Former auto mogul Denny Hecker has been relocated from an Illinois prison to the Duluth Federal Prison Camp, Bureau of Prisons officials confirmed Tuesday.
The move, which the bureau published on its website, is the latest in a string of transfers for Hecker, who has served seven years of a 10-year sentence for fraud.
Hecker is not due to be officially released from federal custody until July 2018. He has been eligible, based on the release date, to be placed in a halfway house since July 2017, prison officials have said.
Hecker, 65, was once Minnesota’s largest auto dealer and was well known for using ads throughout the state that featured his likeness on buses, billboards, television commercials and radio spots.
Earlier this month, his former bankruptcy attorney, Barbara May, told the Star Tribune that Hecker had already been transferred to a prison halfway house in Minneapolis. She said she based that information on a phone call that week from Hecker.
However, prison officials had said Hecker was still in the federal prison in Pekin, Ill.
Hecker’s defense attorney Bill Mauzy said Hecker was supposed to have been released to a halfway house, but that the Bureau of Prisons rescinded Hecker’s housing slot following media reports about his alleged release.
Bureau officials declined to comment.
Mauzy said the situation temporarily left his client uncertain about when he would ultimately be transferred from the prison in Pekin and back to Minnesota.
While Hecker has now been relocated to the Duluth prison, it remains unclear when he will be released to a halfway house.
Such a facility helps convicts with counseling, finding work and re-entering society, bureau officials said.

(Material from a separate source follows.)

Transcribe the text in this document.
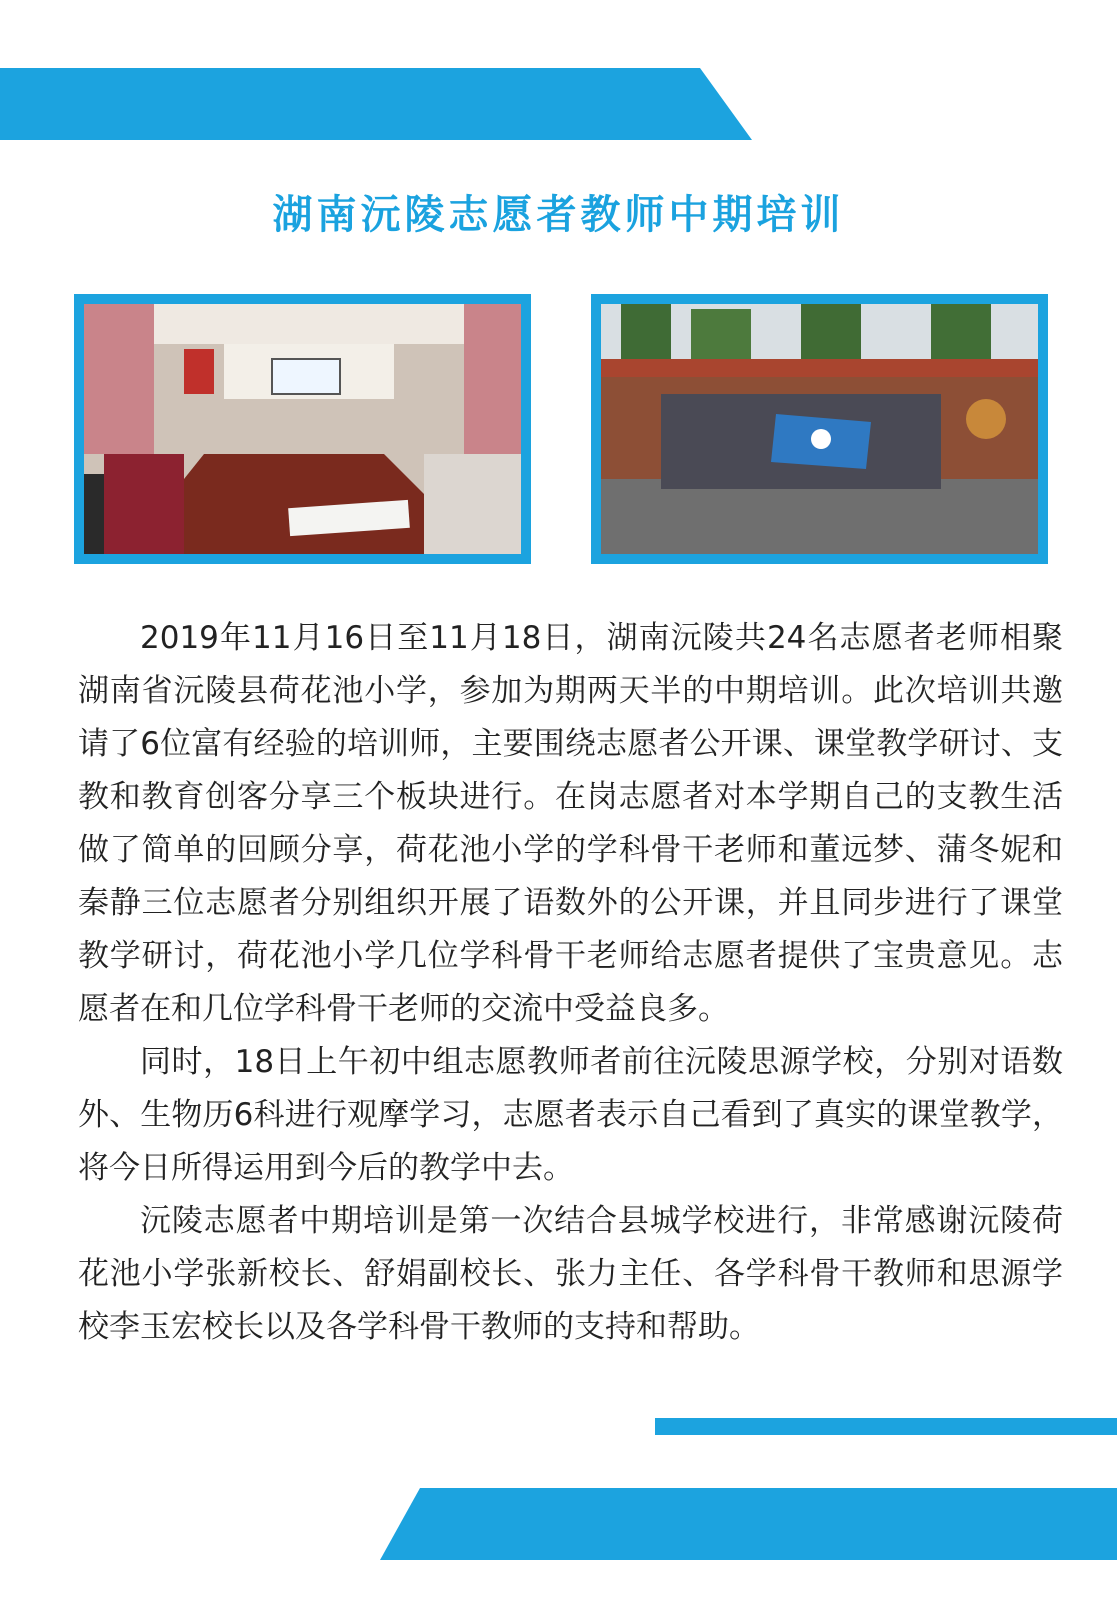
湖南沅陵志愿者教师中期培训

2019年11月16日至11月18日，湖南沅陵共24名志愿者老师相聚湖南省沅陵县荷花池小学，参加为期两天半的中期培训。此次培训共邀请了6位富有经验的培训师，主要围绕志愿者公开课、课堂教学研讨、支教和教育创客分享三个板块进行。在岗志愿者对本学期自己的支教生活做了简单的回顾分享，荷花池小学的学科骨干老师和董远梦、蒲冬妮和秦静三位志愿者分别组织开展了语数外的公开课，并且同步进行了课堂教学研讨，荷花池小学几位学科骨干老师给志愿者提供了宝贵意见。志愿者在和几位学科骨干老师的交流中受益良多。

同时，18日上午初中组志愿教师者前往沅陵思源学校，分别对语数外、生物历6科进行观摩学习，志愿者表示自己看到了真实的课堂教学，将今日所得运用到今后的教学中去。

沅陵志愿者中期培训是第一次结合县城学校进行，非常感谢沅陵荷花池小学张新校长、舒娟副校长、张力主任、各学科骨干教师和思源学校李玉宏校长以及各学科骨干教师的支持和帮助。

In the meantime, Hecker returns to a familiar place. He was first sent to the Duluth prison from the Sherburne County jail in early 2011 after a judge sentenced him to 10 years for defrauding auto lenders out of more than $80 million in ill-gotten loans.
Hecker was in Duluth just a year.
For reasons the bureau did not disclose, Hecker was subsequently relocated to federal prisons in Wisconsin, Indiana, Oklahoma, Pennsylvania and finally Illinois. Now he returns to Minnesota, where he has family and a reputation as a prolific salesman.
Before the Great Recession, Hecker had amassed a business estimated to be worth about $6.8 billion. His empire included 26 dealerships, several fleet-leasing firms, the Advantage Rent-A-Car chain and scores of limited liability companies carrying different names.
But those businesses, Hecker’s mansions, cars, toys, real estate and other assets have since been sold off, auctioned or returned in an effort to repay creditors.
When Hecker filed for bankruptcy protection in 2009, he originally reported having $18 million in assets and $767 million in debt. Hecker later withdrew his bankruptcy petition after a U.S. bankruptcy trustee found that Hecker was still spending large sums of money while asking the court for debt forgiveness.